Não são muitas as vinícolas que se aventuram em terras patagônicas, mas a de Humberto Canale foi uma das poucas que venceu as barreiras e abriu as portas na região inóspita. Com mais de cem anos de história, a vinícola é referência no terroir de Río Negro, uma das três denominações da Patagônia, desde 1909, quando foi inaugurada. A bodega pioneira é, entre as primeiras, a única que mantém atividade até hoje, sendo administrada pela quarta geração da família. Consideravelmente mais fria do que Mendoza, a região austral produz vinhos cujas principais características são a complexidade aromática e a acidez. Nas mãos de enólogos experientes e sob o frio da região, a Malbec brota mais fresca, a Cabernet e a Merlot, mais suculentas, e, a Pinot, com a elegância do Velho Mundo.

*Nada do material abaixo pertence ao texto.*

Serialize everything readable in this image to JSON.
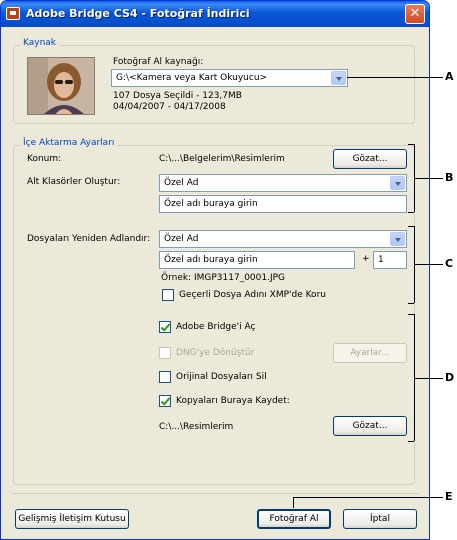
{
  "window": {
    "title": "Adobe Bridge CS4 - Fotoğraf İndirici"
  },
  "source_group": {
    "label": "Kaynak",
    "get_from_label": "Fotoğraf Al kaynağı:",
    "source_select": "G:\\<Kamera veya Kart Okuyucu>",
    "file_summary": "107 Dosya Seçildi - 123,7MB",
    "date_range": "04/04/2007 - 04/17/2008"
  },
  "import_group": {
    "label": "İçe Aktarma Ayarları",
    "location_label": "Konum:",
    "location_path": "C:\\...\\Belgelerim\\Resimlerim",
    "browse_label": "Gözat...",
    "subfolders_label": "Alt Klasörler Oluştur:",
    "subfolders_value": "Özel Ad",
    "subfolder_name_value": "Özel adı buraya girin",
    "rename_label": "Dosyaları Yeniden Adlandır:",
    "rename_value": "Özel Ad",
    "rename_name_value": "Özel adı buraya girin",
    "plus": "+",
    "start_number": "1",
    "example": "Örnek: IMGP3117_0001.JPG",
    "preserve_xmp": "Geçerli Dosya Adını XMP'de Koru",
    "open_bridge": "Adobe Bridge'i Aç",
    "convert_dng": "DNG'ye Dönüştür",
    "settings_label": "Ayarlar...",
    "delete_originals": "Orijinal Dosyaları Sil",
    "save_copies": "Kopyaları Buraya Kaydet:",
    "copies_path": "C:\\...\\Resimlerim",
    "browse2_label": "Gözat..."
  },
  "footer": {
    "advanced_label": "Gelişmiş İletişim Kutusu",
    "get_photos_label": "Fotoğraf Al",
    "cancel_label": "İptal"
  },
  "callouts": {
    "a": "A",
    "b": "B",
    "c": "C",
    "d": "D",
    "e": "E"
  }
}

Humberto Canale Merlot Gran Reserva 2011 – elaborado com 100% Merlot, proveniente de vinhas velhas de General Roca, Rio Alto Valle Preto, com envelhecimento em barricas novas de carvalho francês e americano por um período de 12 meses antes de ser engarrafado e um  período em garrafa de 6 meses antes da comercialização. Sem filtração. Teor Alcoólico de 14%. A coloração é de um rubi intenso e brilhante. Os aromas mostram frutas vermelhas e negras, toques florais e herbáceos, com algo de mineral. Na boca apresenta bom corpo, taninos firmes e bem integrados, acidez em equilíbrio repetindo o frutado do olfato. Longo final com o toque mineral se mostrando. Avaliação: 93 /100. Preço: R$ 215,00, na Grand Cru.

 

Simčič Marjan nasceu em 1860 quando Anton Simčič comprou uma fazenda em Medana e começou a viticultura e vinificação, abriu uma pousada e uma loja. Ao longo dos anos seus filhos herdaram o negócio: Nando a loja, Pavel a pousada e Teodor a vinificação. Após a Segunda Guerra Mundial o governo nacionalizou parte de sua terra, a pousada e a loja. Nando e Pavel emigraram, deixando Teodor e seu filho Salko. Em 1988, o filho de Salko, Marijan, assumiu a gestão da fazenda. Em 1997, na aldeia de Ceglo, perto de Medana, foi construída uma nova e moderna adega, criando condições perfeitas para a produção de vinhos de alta qualidade. Na verdade, a maior parte do terreno deles está na Italia. Apenas 20 km separam eles do mar, e para o outro lado estão os Alpes. Ao total são 18 hectares. A produção totaliza cerca de 90.000 garrafas/ano, de 4 linhas:- Classic – com varietais de Sauvignonasse, Pinot Grigio, Ribolla (Rebula) e Chardonnay;  Selection – Sauvignon Blanc, Ribolla, Chardonnay, Teodor (assemblage) Branco e Tinto, Pinot Noir; Opoka –  Ribolla, Chardonnay, Sauvignon Blanc e Merlot; e  Leonardo (sobremesa)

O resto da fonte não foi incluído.